Compile the program without optimizations and then with optimizations (-03). See the difference.

Memory accesses.

#include <stdio.h>
  
void add (int x, int y, int z, int *result) {
    *result += x;
    *result += y;
    *result += z;
}
    
int main() {
    int x, y, z;
    scanf("%d%d%d", &x, &y, &z);
    int result;
    add(x, y, z, &result);
    printf("Result=%d\n", result);
    return 0;
}

Compile the program without optimizations and then with optimizations (-01).
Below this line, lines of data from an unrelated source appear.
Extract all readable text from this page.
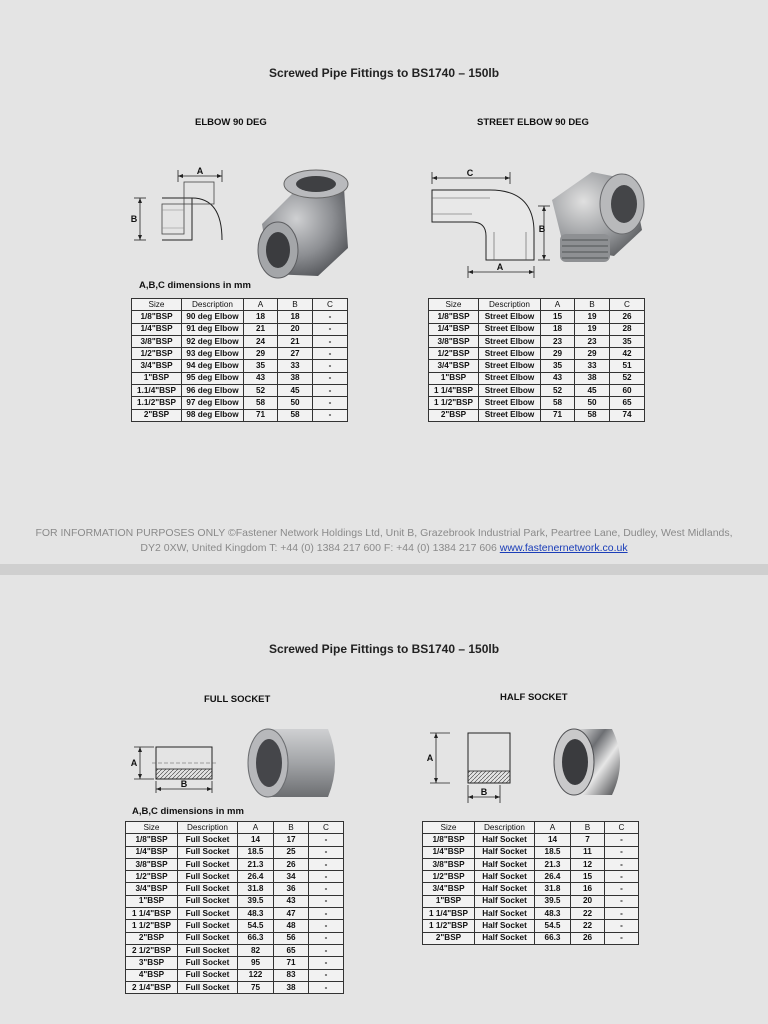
Screwed Pipe Fittings to BS1740 – 150lb
ELBOW 90 DEG	STREET ELBOW 90 DEG
A
B
C
B
A
A,B,C dimensions in mm
Size	Description	A	B	C
1/8"BSP	90 deg Elbow	18	18	-
1/4"BSP	91 deg Elbow	21	20	-
3/8"BSP	92 deg Elbow	24	21	-
1/2"BSP	93 deg Elbow	29	27	-
3/4"BSP	94 deg Elbow	35	33	-
1"BSP	95 deg Elbow	43	38	-
1.1/4"BSP	96 deg Elbow	52	45	-
1.1/2"BSP	97 deg Elbow	58	50	-
2"BSP	98 deg Elbow	71	58	-
Size	Description	A	B	C
1/8"BSP	Street Elbow	15	19	26
1/4"BSP	Street Elbow	18	19	28
3/8"BSP	Street Elbow	23	23	35
1/2"BSP	Street Elbow	29	29	42
3/4"BSP	Street Elbow	35	33	51
1"BSP	Street Elbow	43	38	52
1 1/4"BSP	Street Elbow	52	45	60
1 1/2"BSP	Street Elbow	58	50	65
2"BSP	Street Elbow	71	58	74
FOR INFORMATION PURPOSES ONLY ©Fastener Network Holdings Ltd, Unit B, Grazebrook Industrial Park, Peartree Lane, Dudley, West Midlands,
DY2 0XW, United Kingdom T: +44 (0) 1384 217 600 F: +44 (0) 1384 217 606 www.fastenernetwork.co.uk
Screwed Pipe Fittings to BS1740 – 150lb
FULL SOCKET	HALF SOCKET
A
B
A
B
A,B,C dimensions in mm
Size	Description	A	B	C
1/8"BSP	Full Socket	14	17	-
1/4"BSP	Full Socket	18.5	25	-
3/8"BSP	Full Socket	21.3	26	-
1/2"BSP	Full Socket	26.4	34	-
3/4"BSP	Full Socket	31.8	36	-
1"BSP	Full Socket	39.5	43	-
1 1/4"BSP	Full Socket	48.3	47	-
1 1/2"BSP	Full Socket	54.5	48	-
2"BSP	Full Socket	66.3	56	-
2 1/2"BSP	Full Socket	82	65	-
3"BSP	Full Socket	95	71	-
4"BSP	Full Socket	122	83	-
2 1/4"BSP	Full Socket	75	38	-
Size	Description	A	B	C
1/8"BSP	Half Socket	14	7	-
1/4"BSP	Half Socket	18.5	11	-
3/8"BSP	Half Socket	21.3	12	-
1/2"BSP	Half Socket	26.4	15	-
3/4"BSP	Half Socket	31.8	16	-
1"BSP	Half Socket	39.5	20	-
1 1/4"BSP	Half Socket	48.3	22	-
1 1/2"BSP	Half Socket	54.5	22	-
2"BSP	Half Socket	66.3	26	-
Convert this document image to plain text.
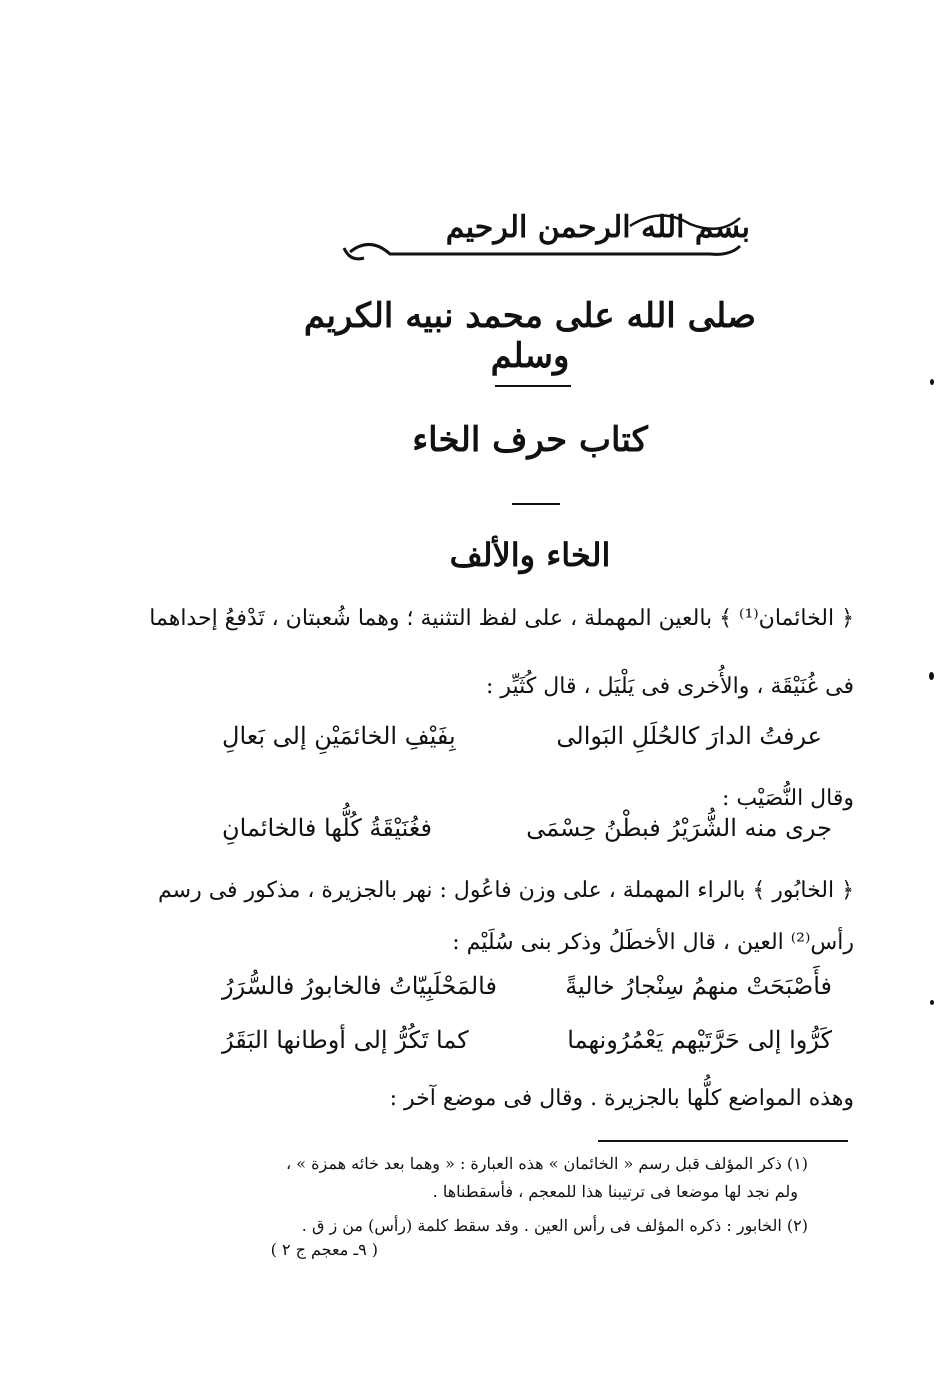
بسم الله الرحمن الرحيم
صلى الله على محمد نبيه الكريم وسلم
كتاب حرف الخاء
الخاء والألف
﴿ الخائمان⁽¹⁾ ﴾ بالعين المهملة ، على لفظ التثنية ؛ وهما شُعبتان ، تَدْفعُ إحداهما
فى غُنَيْقَة ، والأُخرى فى يَلْيَل ، قال كُثَيِّر :
عرفتُ الدارَ كالحُلَلِ البَوالى
بِفَيْفِ الخائمَيْنِ إلى بَعالِ
وقال النُّصَيْب :
جرى منه الشُّرَيْرُ فبطْنُ حِسْمَى
فغُنَيْقَةُ كُلُّها فالخائمانِ
﴿ الخابُور ﴾ بالراء المهملة ، على وزن فاعُول : نهر بالجزيرة ، مذكور فى رسم
رأس⁽²⁾ العين ، قال الأخطَلُ وذكر بنى سُلَيْم :
فأَصْبَحَتْ منهمُ سِنْجارُ خاليةً
فالمَحْلَبِيّاتُ فالخابورُ فالسُّرَرُ
كَرُّوا إلى حَرَّتَيْهم يَعْمُرُونهما
كما تَكُرُّ إلى أوطانها البَقَرُ
وهذه المواضع كلُّها بالجزيرة . وقال فى موضع آخر :
(١) ذكر المؤلف قبل رسم « الخائمان » هذه العبارة : « وهما بعد خائه همزة » ،
ولم نجد لها موضعا فى ترتيبنا هذا للمعجم ، فأسقطناها .
(٢) الخابور : ذكره المؤلف فى رأس العين . وقد سقط كلمة (رأس) من ز ق .
( ٩ـ معجم ج ٢ )
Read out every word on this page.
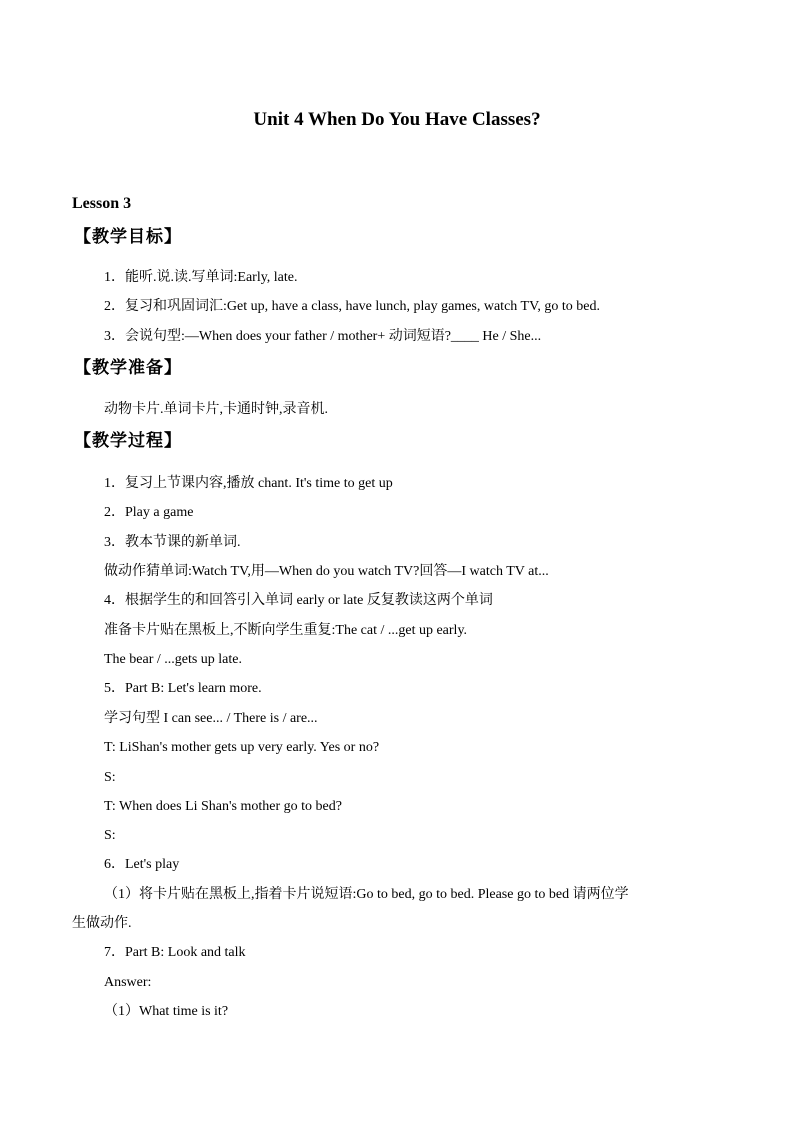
Unit 4 When Do You Have Classes?
Lesson 3
【教学目标】
1．能听.说.读.写单词:Early, late.
2．复习和巩固词汇:Get up, have a class, have lunch, play games, watch TV, go to bed.
3．会说句型:—When does your father / mother+ 动词短语?____ He / She...
【教学准备】
动物卡片.单词卡片,卡通时钟,录音机.
【教学过程】
1．复习上节课内容,播放 chant. It's time to get up
2．Play a game
3．教本节课的新单词.
做动作猜单词:Watch TV,用—When do you watch TV?回答—I watch TV at...
4．根据学生的和回答引入单词 early or late 反复教读这两个单词
准备卡片贴在黑板上,不断向学生重复:The cat / ...get up early.
The bear / ...gets up late.
5．Part B: Let's learn more.
学习句型 I can see... / There is / are...
T: LiShan's mother gets up very early. Yes or no?
S:
T: When does Li Shan's mother go to bed?
S:
6．Let's play
（1）将卡片贴在黑板上,指着卡片说短语:Go to bed, go to bed. Please go to bed 请两位学
生做动作.
7．Part B: Look and talk
Answer:
（1）What time is it?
See the difference.

Branch prediction.
```
int test(int a, int b) {
    if (a < b) [[unlikely]] {
        int x = a * 16 + 7;
        int y = b / 2 + 4;
        return x / y;
    } else {
        int x = a * 2 + 1;
        int y = b * 3 + 2;
        return x * y;
    }    
}
```
Use [[likely]] and [[unlikely]] C++ attributes or C macros to modify the program structure.
```
#define likely(x)      __builtin_expect(!!(x), 1) 
#define unlikely(x)    __builtin_expect(!!(x), 0) 
```
The idea: the standard branch prediction heuristic assumes that a forward branch is always taken. This means that the instructions of the if branch will be fetched by the CPU. However, we can mark the condition as unlikely and the compiler will change the program structure in such a way that the else branch instructions will be fetched by the CPU.
- Compile the program marking different branches with [[unlikely]]/[[likely]] and see the difference.

Tasks

Explain why passing arguments to functions by reference or by pointer is not a good idea unless it is really necessary. Explain the difference between:
```
void add(int* z, int* x, int* y) {
    *z = *x + *y;
}
```
and:
```
int add(int x, int y) {
    return x + y;
}
```

Write a function in RISC-V assembly, which accepts as arguments an array of 16-bit values and returns the result of following expression: A[0] - A[1] + A[2] - A[3] + [A4] ... +- A[N-1]. Use the loop unrolling technique to make calculations faster.

An unoptimized C implementation look like this:

#include <stdio.h>
   
int func(short *array, int size) {
    int result = 0;
    for (int i = 0; i < size; ++i) {
        short value = array[i];
        if (i % 2 == 0) {
            result += value;
        } else {
            result -= value;
        }
    }
    return result;
}

int main() {
    short arr[] = {1, 2, 3, 4, 5};
    printf("Result= %d\n", func(arr, sizeof(arr)/sizeof(short)));
    return 0;
}

Homework

Finish all the tasks.

References

Optimizing program performance. Chapter 5 in [CSPP].
MIT 6.172. Lecture 2. Slides.
Loop unrolling (Wikipedia).
Loop-invariant code motion (Wikipedia).
Profiling (Wikipedia).
Program optimization (Wikipedia).
Branch prediction macros in GCC (GeeksForGeeks).
C++ attribute: likely, unlikely (since C++20).